Riyad al-Turk was arrested as the government stamped out most of this activity in the autumn of 2001, when he outraged the government's sensibilities by remarking on television that "the dictator has died", in reference to Hafez al-Assad. He was imprisoned, but later released following international pressure.

In 2005, the party held its clandestine sixth conference at which it adopted new rules and changed its name to the Syrian Democratic People's Party, signalling its adoption of western-style social democracy as its ideology, rather than its previous Soviet-style Marxism-Leninism; since the early 1980s, it had been highly focused on democracy issues, and the 2005 conference essentially formalized a development long in being.
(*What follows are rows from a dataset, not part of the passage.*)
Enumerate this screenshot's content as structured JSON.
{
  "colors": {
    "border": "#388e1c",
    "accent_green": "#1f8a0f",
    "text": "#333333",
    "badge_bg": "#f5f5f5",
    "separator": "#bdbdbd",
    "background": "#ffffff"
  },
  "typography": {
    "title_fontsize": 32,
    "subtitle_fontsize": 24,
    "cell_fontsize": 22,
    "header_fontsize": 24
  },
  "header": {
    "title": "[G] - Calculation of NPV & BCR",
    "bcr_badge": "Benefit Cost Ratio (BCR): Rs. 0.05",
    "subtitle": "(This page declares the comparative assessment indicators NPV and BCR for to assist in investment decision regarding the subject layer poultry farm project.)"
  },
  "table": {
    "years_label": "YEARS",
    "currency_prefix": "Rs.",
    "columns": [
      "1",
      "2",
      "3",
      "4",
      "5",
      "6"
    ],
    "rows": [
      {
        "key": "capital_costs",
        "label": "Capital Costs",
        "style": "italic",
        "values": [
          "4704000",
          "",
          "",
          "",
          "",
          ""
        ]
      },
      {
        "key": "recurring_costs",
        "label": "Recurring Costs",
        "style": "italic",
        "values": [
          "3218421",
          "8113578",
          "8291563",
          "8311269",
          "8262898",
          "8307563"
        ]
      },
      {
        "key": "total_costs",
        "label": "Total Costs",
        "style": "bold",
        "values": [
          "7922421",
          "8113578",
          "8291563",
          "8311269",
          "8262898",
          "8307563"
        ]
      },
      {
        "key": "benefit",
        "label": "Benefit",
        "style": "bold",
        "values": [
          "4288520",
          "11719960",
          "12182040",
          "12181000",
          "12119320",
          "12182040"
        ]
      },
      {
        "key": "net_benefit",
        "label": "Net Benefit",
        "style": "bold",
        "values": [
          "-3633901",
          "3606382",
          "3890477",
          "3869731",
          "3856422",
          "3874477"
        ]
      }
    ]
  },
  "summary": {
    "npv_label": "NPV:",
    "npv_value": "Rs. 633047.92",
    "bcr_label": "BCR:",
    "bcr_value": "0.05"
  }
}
The same year, party activists co-founded the Damascus Declaration, a coalition of parties, human rights groups and pro-democracy activists named for their document demanding the country's transformation from a "security state to a political state" based on regular free elections, a democratic constitution, the rule of law, pluralism, and individual rights.

Party leader Faeq al-Mir was arrested in December 2006 after being taped by Syrian intelligence agents calling Lebanese politician Elias Atallah to offer condolences for the death of Pierre Gemayel, Lebanon's Minister of Industry. Al-Mir was charged with "undertaking acts that weaken national sentiment during times of conflict" and "communicating with a foreign country to incite it to initiate aggression against Syria or to provide it with the means to do so" and sentenced to three years in prison. Amnesty International adopted him as a prisoner of conscience and campaigned for his release. He was still missing in 2015.

==During the Syrian Civil War==
Pro-Assad forces arrested three prominent members of the party, after the beginning of the popular uprisings in 2011; Ghias Youn Soud, the party secretary general, Omar Kashash, trade unionist from the city of Aleppo, and Fahmi Yousef. They were all soon released.

The party joined the Syrian National Council in 2011 through its participation in the Damascus Declaration.

George Sabra was acting president of the Syrian National Coalition from 2012 to 2013.